Dexter Season 3 — Had such a slow start that I was beginning to think that the show's writers had run out of new ideas for taking this character forward without re-treading old ground. But in the end this turned out to be the best Dexter yet. The way multiple sub-plots were developed and interlaced was especially masterful: each advancing at a different pace, some every episode, others every two or three episodes. One was left open from the first episode to the very last. The way that Dexter's intriguing relationship with Miguel Prado was wrapped up at haste over the course of the last three episodes was a source of disappointment however.

Antiques Rogueshow — a great little hour-long drama from the Beeb about the Greenhalg family in Bolton who hoodwinked the experts into giving them hundreds of thousands of pounds for forged artworks. These were produced in the garage by middle-aged misfit Shaun, portrayed sympathetically by Jeremy Swift. He's presented to us as a kind of naive genius living entirely under the thumb of his avaricious octogenarian parents.

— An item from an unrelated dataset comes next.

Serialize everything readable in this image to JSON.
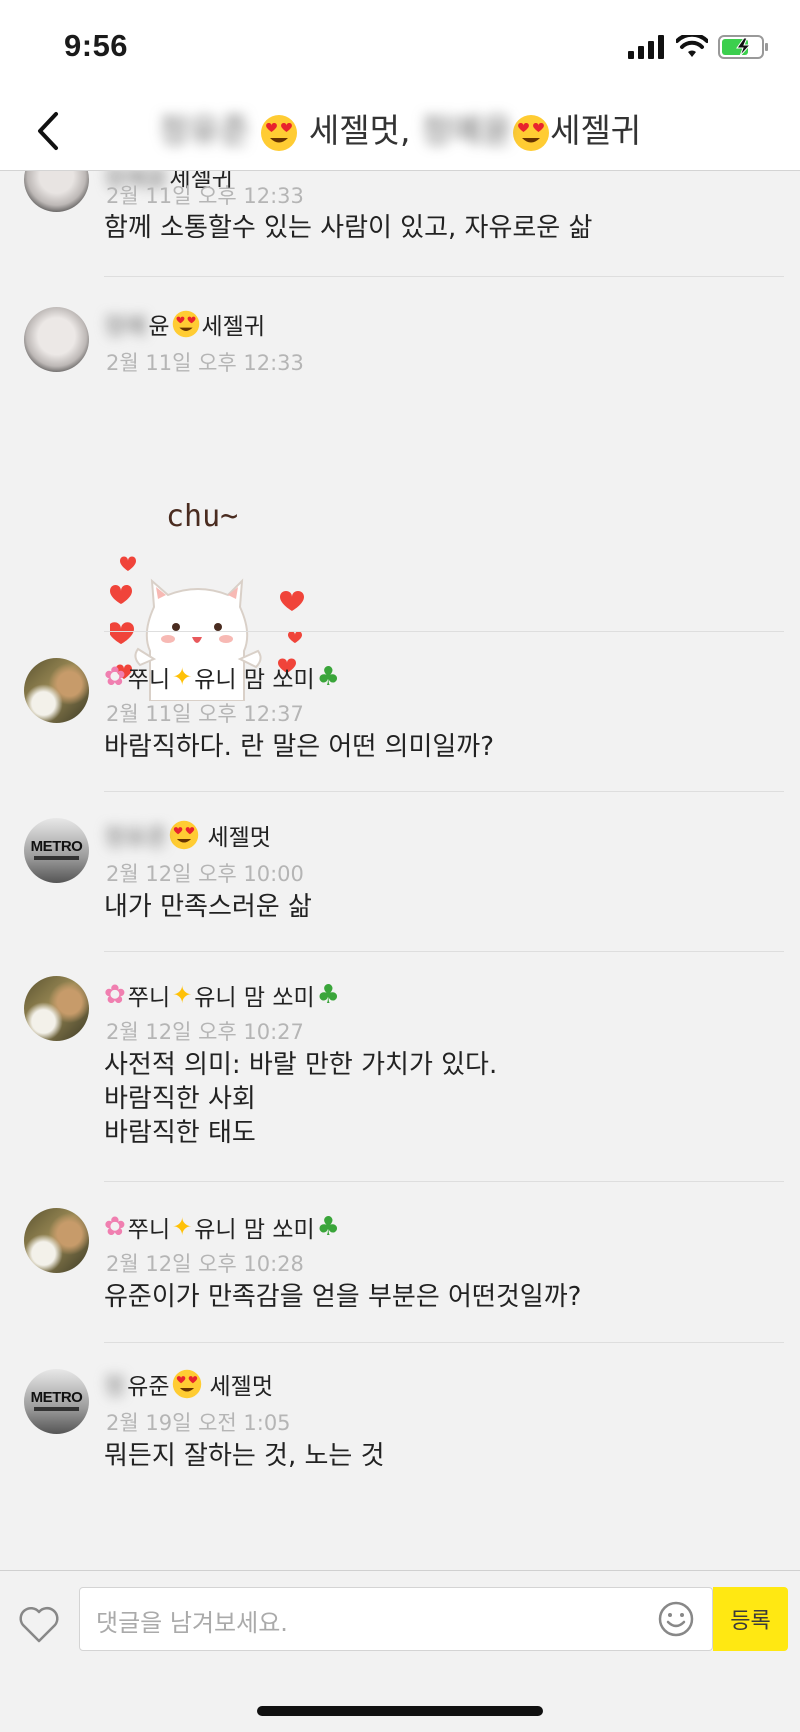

The main conceits of the show were 1) that these crooks were in a sense working class heroes and their crimes victimless 2) that Shaun's 4-year prison term was an unfortunate fate but not as bad as what happened to proper recognised artists like Van Gogh, Delacroix, Toulouse-Lautrec, Beardsley etc and 3) that what really matters in the Art World is provenance and that this is what determines a given expert's willingness to pay rather than innate measures of quality. Shaun's father (played with a wicked glint by Peter Vaughan) is the family's resident bullshitter, informing the police at his arrest of his membership of a sect which prohibits all forms of mendacity.